In the second part (Workshop) we will invite participants to explore and work practically with examples from digital platforms and tools such as www.lingvistiskakarte.lv, www.tavaklase.lv, www.futureofmuseums.eu, https://iepazisimies.rta.lv/, Latgalian vowel pronunciation trainer and the digital e-book “Minority Languages” (2023). Participants will explore the unit on Latgalian through interactive reading, filling tasks, watching videos, and thereby learn about the language, culture and Latgalian community living in Latvia and abroad. Other units of the book will allow later on to investigate independently other endangered languages of Europe (South Saami, West-Frisian or Mirandese).

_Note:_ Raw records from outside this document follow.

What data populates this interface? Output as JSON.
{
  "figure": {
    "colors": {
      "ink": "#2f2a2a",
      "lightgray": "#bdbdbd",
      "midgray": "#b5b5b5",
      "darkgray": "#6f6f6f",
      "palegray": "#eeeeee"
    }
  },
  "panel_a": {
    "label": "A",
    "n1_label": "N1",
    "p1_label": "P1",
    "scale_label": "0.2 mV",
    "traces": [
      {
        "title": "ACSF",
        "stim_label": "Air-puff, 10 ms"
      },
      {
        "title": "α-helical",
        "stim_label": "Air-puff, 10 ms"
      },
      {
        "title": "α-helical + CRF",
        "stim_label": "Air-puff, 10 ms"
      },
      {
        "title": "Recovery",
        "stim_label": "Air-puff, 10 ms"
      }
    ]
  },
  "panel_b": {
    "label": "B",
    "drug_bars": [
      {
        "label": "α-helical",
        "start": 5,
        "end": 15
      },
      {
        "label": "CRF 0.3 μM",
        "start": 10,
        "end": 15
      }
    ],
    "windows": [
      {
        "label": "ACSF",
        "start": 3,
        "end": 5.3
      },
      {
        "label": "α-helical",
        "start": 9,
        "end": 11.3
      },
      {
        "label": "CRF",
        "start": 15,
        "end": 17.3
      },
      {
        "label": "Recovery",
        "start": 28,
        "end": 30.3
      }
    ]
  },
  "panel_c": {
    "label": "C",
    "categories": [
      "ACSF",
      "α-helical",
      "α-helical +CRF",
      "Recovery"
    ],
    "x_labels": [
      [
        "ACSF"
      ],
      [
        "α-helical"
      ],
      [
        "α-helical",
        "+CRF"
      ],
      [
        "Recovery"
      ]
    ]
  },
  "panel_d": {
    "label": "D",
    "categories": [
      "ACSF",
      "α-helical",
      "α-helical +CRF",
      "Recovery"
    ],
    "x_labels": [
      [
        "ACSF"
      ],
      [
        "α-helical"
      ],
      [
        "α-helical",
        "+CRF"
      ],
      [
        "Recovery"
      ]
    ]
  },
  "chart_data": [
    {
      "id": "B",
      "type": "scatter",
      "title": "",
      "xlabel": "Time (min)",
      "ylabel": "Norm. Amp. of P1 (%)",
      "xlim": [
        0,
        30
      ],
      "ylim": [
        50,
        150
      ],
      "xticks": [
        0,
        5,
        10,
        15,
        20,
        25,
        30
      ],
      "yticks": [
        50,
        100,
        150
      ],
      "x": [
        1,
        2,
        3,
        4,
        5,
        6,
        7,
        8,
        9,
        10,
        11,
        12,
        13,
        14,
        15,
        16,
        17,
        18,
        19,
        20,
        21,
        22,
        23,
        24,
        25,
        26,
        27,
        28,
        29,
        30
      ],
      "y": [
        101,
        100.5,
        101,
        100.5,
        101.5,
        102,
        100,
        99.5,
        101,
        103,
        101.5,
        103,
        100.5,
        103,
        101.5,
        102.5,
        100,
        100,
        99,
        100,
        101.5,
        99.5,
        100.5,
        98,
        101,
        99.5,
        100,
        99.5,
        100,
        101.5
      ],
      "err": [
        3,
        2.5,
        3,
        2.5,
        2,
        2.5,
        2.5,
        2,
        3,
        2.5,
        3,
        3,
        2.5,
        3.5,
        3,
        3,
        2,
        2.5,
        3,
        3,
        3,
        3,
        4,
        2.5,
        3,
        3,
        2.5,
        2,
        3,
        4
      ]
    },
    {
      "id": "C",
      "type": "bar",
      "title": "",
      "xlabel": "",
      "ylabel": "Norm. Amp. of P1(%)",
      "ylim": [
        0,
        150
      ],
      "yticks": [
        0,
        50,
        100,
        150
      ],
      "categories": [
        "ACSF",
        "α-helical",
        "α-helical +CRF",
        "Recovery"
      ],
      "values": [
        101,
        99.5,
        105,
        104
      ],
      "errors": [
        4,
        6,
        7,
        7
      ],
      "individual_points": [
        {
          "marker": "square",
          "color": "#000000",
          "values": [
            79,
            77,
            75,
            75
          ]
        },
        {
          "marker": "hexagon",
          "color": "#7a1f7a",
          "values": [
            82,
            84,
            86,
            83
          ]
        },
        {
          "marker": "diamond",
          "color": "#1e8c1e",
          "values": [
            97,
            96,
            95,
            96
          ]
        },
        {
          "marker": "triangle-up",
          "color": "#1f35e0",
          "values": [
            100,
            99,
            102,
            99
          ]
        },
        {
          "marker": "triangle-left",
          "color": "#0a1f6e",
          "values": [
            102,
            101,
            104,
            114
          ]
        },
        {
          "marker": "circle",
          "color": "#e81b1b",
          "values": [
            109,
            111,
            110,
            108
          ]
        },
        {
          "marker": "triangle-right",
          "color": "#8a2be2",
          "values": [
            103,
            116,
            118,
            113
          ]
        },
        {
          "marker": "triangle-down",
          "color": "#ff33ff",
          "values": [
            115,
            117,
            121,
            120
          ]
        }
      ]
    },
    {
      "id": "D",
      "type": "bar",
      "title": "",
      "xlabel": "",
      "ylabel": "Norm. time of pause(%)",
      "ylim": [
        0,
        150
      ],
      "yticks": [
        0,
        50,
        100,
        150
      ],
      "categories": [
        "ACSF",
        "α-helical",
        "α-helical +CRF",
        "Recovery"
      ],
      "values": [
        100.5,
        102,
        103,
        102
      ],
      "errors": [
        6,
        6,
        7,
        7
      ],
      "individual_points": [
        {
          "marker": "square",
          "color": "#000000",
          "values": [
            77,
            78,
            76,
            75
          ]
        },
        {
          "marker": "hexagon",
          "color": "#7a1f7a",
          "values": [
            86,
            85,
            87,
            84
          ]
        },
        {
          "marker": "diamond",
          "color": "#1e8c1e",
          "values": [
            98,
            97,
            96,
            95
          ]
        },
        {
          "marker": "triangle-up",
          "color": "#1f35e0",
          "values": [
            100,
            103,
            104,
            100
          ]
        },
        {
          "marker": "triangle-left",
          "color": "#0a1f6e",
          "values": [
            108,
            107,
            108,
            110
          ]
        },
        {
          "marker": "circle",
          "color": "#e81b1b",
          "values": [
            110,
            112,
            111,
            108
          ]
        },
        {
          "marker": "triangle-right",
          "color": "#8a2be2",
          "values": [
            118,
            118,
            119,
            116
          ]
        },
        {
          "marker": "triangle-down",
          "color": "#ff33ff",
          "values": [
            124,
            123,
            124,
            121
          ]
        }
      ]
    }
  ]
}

Dr Sanita Martena is Professor in Applied Linguistics, her research interests include language and educational policies, multilingualism, lesser-used languages, language corpora of Latgalian, language education planning at schools, family language policy.
Dr Ilga Šuplinska is Literary scholar, Head of Latgalian Culture Society, concept and content creator for educational computer games and some other digital resources, her research interests include approaches and methods in literary studies and education, gender issues, textual reception, Latgalian cultural concepts and language.
Dr Antra Kļavinska is lead researcher and docent in Baltic linguistics at Rēzekne Academy of technologies (Latvia). Her research interests and academic work are related to ethnolinguistics, onomastics, corpus linguistics and promotion of corpus literacy.